Review Comment:
This manuscript was submitted as 'full paper' and should be reviewed along the usual dimensions for research contributions which include (1) originality, (2) significance of the results, and (3) quality of writing. Please also assess the data file provided by the authors under “Long-term stable URL for resources”. In particular, assess (A) whether the data file is well organized and in particular contains a README file which makes it easy for you to assess the data, (B) whether the provided resources appear to be complete for replication of experiments, and if not, why, (C) whether the chosen repository, if it is not GitHub, Figshare or Zenodo, is appropriate for long-term repository discoverability, and (4) whether the provided data artifacts are complete. Please refer to the reviewer instructions and the FAQ for further information.
The authors present a compact, focused experiment on applying ShEx validation to libraries' datasets to foster data re-use, with four exemplifying use cases on datasets provided by three individual libraries (and one non-library data). The presented methodology is quite straightforward application of ShEx. From purely technological perspective, the originality and significance of the contribution is not particularly high, but especially for researchers and practitioners working with (linked) data in GLAM institutions the paper would be relevant.
Compared to the previous version of the paper: the authors have made improvements on the paper, extending it sufficiently on sections that needed further discussion. The comments I made in my previous review have been addressed sufficiently. The quality of the writing is good.

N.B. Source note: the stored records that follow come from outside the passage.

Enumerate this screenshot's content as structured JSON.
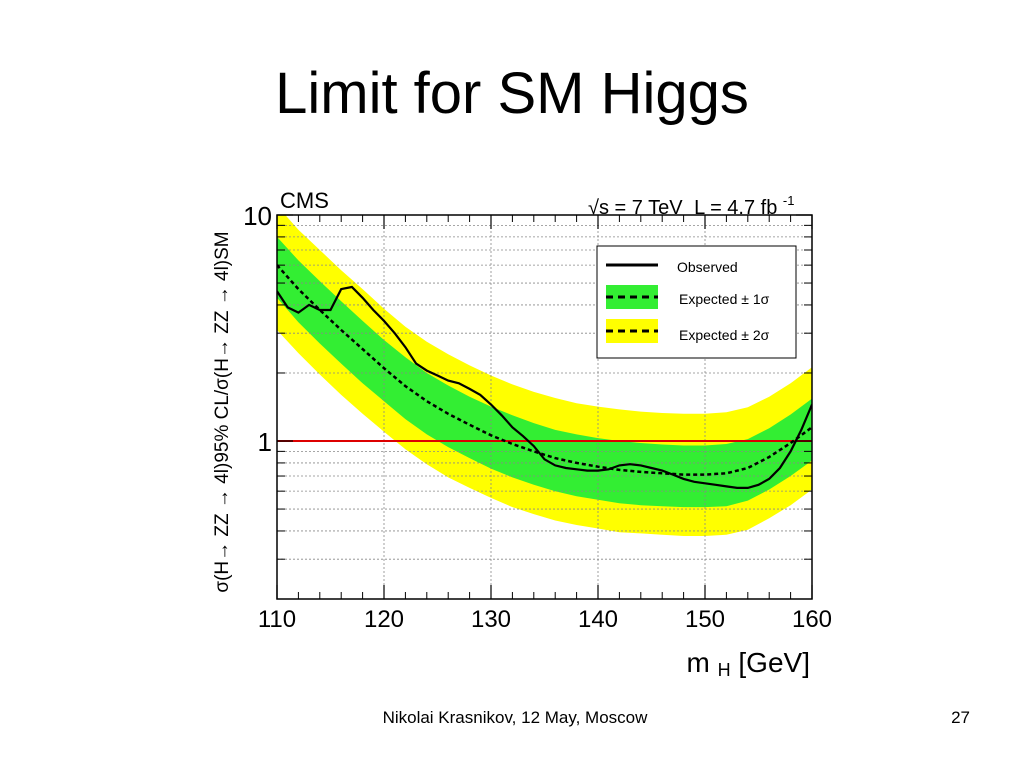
{
  "slide": {
    "title": "Limit for SM Higgs",
    "footer": "Nikolai Krasnikov, 12 May, Moscow",
    "page_number": "27"
  },
  "chart_data": {
    "type": "line",
    "experiment_label": "CMS",
    "energy_label": "√s = 7 TeV",
    "lumi_label": "L = 4.7 fb",
    "lumi_exp": "-1",
    "xlabel": "m",
    "xlabel_sub": "H",
    "xlabel_unit": " [GeV]",
    "ylabel": "σ(H→ ZZ → 4l)95% CL/σ(H→ ZZ → 4l)SM",
    "y_scale": "log",
    "xlim": [
      110,
      160
    ],
    "ylim": [
      0.2,
      10
    ],
    "x_ticks": [
      110,
      120,
      130,
      140,
      150,
      160
    ],
    "y_tick_labels": [
      {
        "value": 1,
        "label": "1"
      },
      {
        "value": 10,
        "label": "10"
      }
    ],
    "grid": true,
    "legend_position": "top-right",
    "colors": {
      "band_2sigma": "#ffff00",
      "band_1sigma": "#33ee33",
      "sm_line": "#dd0000",
      "observed": "#000000",
      "expected": "#000000"
    },
    "reference_line": {
      "y": 1,
      "color": "#dd0000"
    },
    "legend": [
      {
        "label": "Observed",
        "style": "observed"
      },
      {
        "label": "Expected ± 1σ",
        "style": "expected_1sigma"
      },
      {
        "label": "Expected ± 2σ",
        "style": "expected_2sigma"
      }
    ],
    "x": [
      110,
      112,
      114,
      116,
      118,
      120,
      122,
      124,
      126,
      128,
      130,
      132,
      134,
      136,
      138,
      140,
      142,
      144,
      146,
      148,
      150,
      152,
      154,
      156,
      158,
      160
    ],
    "expected": [
      6.0,
      4.7,
      3.8,
      3.1,
      2.55,
      2.1,
      1.75,
      1.5,
      1.32,
      1.18,
      1.06,
      0.97,
      0.9,
      0.84,
      0.8,
      0.77,
      0.745,
      0.73,
      0.72,
      0.71,
      0.71,
      0.72,
      0.76,
      0.85,
      0.98,
      1.15
    ],
    "band_1sigma_low": [
      4.3,
      3.35,
      2.7,
      2.2,
      1.8,
      1.5,
      1.25,
      1.07,
      0.94,
      0.84,
      0.755,
      0.69,
      0.64,
      0.6,
      0.57,
      0.55,
      0.53,
      0.52,
      0.515,
      0.51,
      0.51,
      0.515,
      0.545,
      0.61,
      0.7,
      0.82
    ],
    "band_1sigma_high": [
      8.0,
      6.3,
      5.1,
      4.15,
      3.4,
      2.8,
      2.35,
      2.0,
      1.76,
      1.57,
      1.42,
      1.3,
      1.2,
      1.12,
      1.07,
      1.03,
      1.0,
      0.98,
      0.965,
      0.955,
      0.955,
      0.97,
      1.02,
      1.14,
      1.31,
      1.54
    ],
    "band_2sigma_low": [
      3.1,
      2.45,
      1.97,
      1.6,
      1.32,
      1.1,
      0.92,
      0.79,
      0.69,
      0.62,
      0.56,
      0.51,
      0.475,
      0.445,
      0.425,
      0.41,
      0.395,
      0.39,
      0.385,
      0.38,
      0.38,
      0.385,
      0.405,
      0.455,
      0.52,
      0.61
    ],
    "band_2sigma_high": [
      11.0,
      8.6,
      7.0,
      5.7,
      4.7,
      3.85,
      3.2,
      2.75,
      2.42,
      2.16,
      1.95,
      1.78,
      1.65,
      1.55,
      1.47,
      1.42,
      1.38,
      1.35,
      1.33,
      1.32,
      1.32,
      1.34,
      1.41,
      1.57,
      1.8,
      2.12
    ],
    "observed_x": [
      110,
      111,
      112,
      113,
      114,
      115,
      116,
      117,
      118,
      119,
      120,
      121,
      122,
      123,
      124,
      125,
      126,
      127,
      128,
      129,
      130,
      131,
      132,
      133,
      134,
      135,
      136,
      137,
      138,
      139,
      140,
      141,
      142,
      143,
      144,
      145,
      146,
      147,
      148,
      149,
      150,
      151,
      152,
      153,
      154,
      155,
      156,
      157,
      158,
      159,
      160
    ],
    "observed": [
      4.6,
      3.9,
      3.7,
      4.0,
      3.8,
      3.8,
      4.7,
      4.8,
      4.3,
      3.8,
      3.4,
      3.0,
      2.6,
      2.2,
      2.05,
      1.95,
      1.85,
      1.8,
      1.7,
      1.6,
      1.45,
      1.3,
      1.15,
      1.05,
      0.95,
      0.83,
      0.78,
      0.76,
      0.75,
      0.74,
      0.74,
      0.75,
      0.78,
      0.79,
      0.78,
      0.76,
      0.74,
      0.71,
      0.68,
      0.66,
      0.65,
      0.64,
      0.63,
      0.62,
      0.62,
      0.64,
      0.68,
      0.76,
      0.9,
      1.12,
      1.45
    ]
  }
}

The data file provided by the authors under “Long-term stable URL for resources” (A) is well organized and contains a README file, (B) appears to be complete for replication of experiments (based on the README file, file listing, and looking at couple of individual data files), (C) is stored on Zenodo, and (4) appears to provide complete data artifacts (based on the README file, file listing, and looking at couple of individual data files).
I have one comment:
- Page 14 "Regarding the NLF dataset, a common problem is related with the property rdf:langString used for language-tagged string values that are validated against xsd:string" - In such cases, why did you constrain the property value's datatype to "xsd:string" - instead of "LITERAL" (https://shex.io/shex-semantics/index.html#shexc) in the ShEx definition? For example, concerning NLF dataset's class Person, you have constrained the property schema:name's value to xsd:string (https://github.com/hibernator11/ShEx-DLs/blob/1.1/nlf/nlf-person.shex#L12). In the NLF data model the range of schema:name is defined as "Literal" (https://www.kiwi.fi/display/Datacatalog/Fennica+RDF+data+model), and in the schema.org vocabulary the range of schema:name is defined loosely: "schema:name schema:rangeIncludes schema:Text" (https://schema.org/version/latest/schemaorg-current-https.ttl). I would suggest loosening the constraint.
Minor remarks:
- Page 14: "Table 6 provides an overview of the data quality evaluation. All the assessed repositories obtained a high score, notably the BNB and the BnF." - Based on Table 6, NLF obtained as high score (mconRelat) as BnF. Mention NLF as well?
- Page 14: "Regarding the NLF dataset, a common problem is related with the property rdf:langString used for language-tagged string values that are validated against xsd:string" - rdf:langString is not a property, but a datatype.
|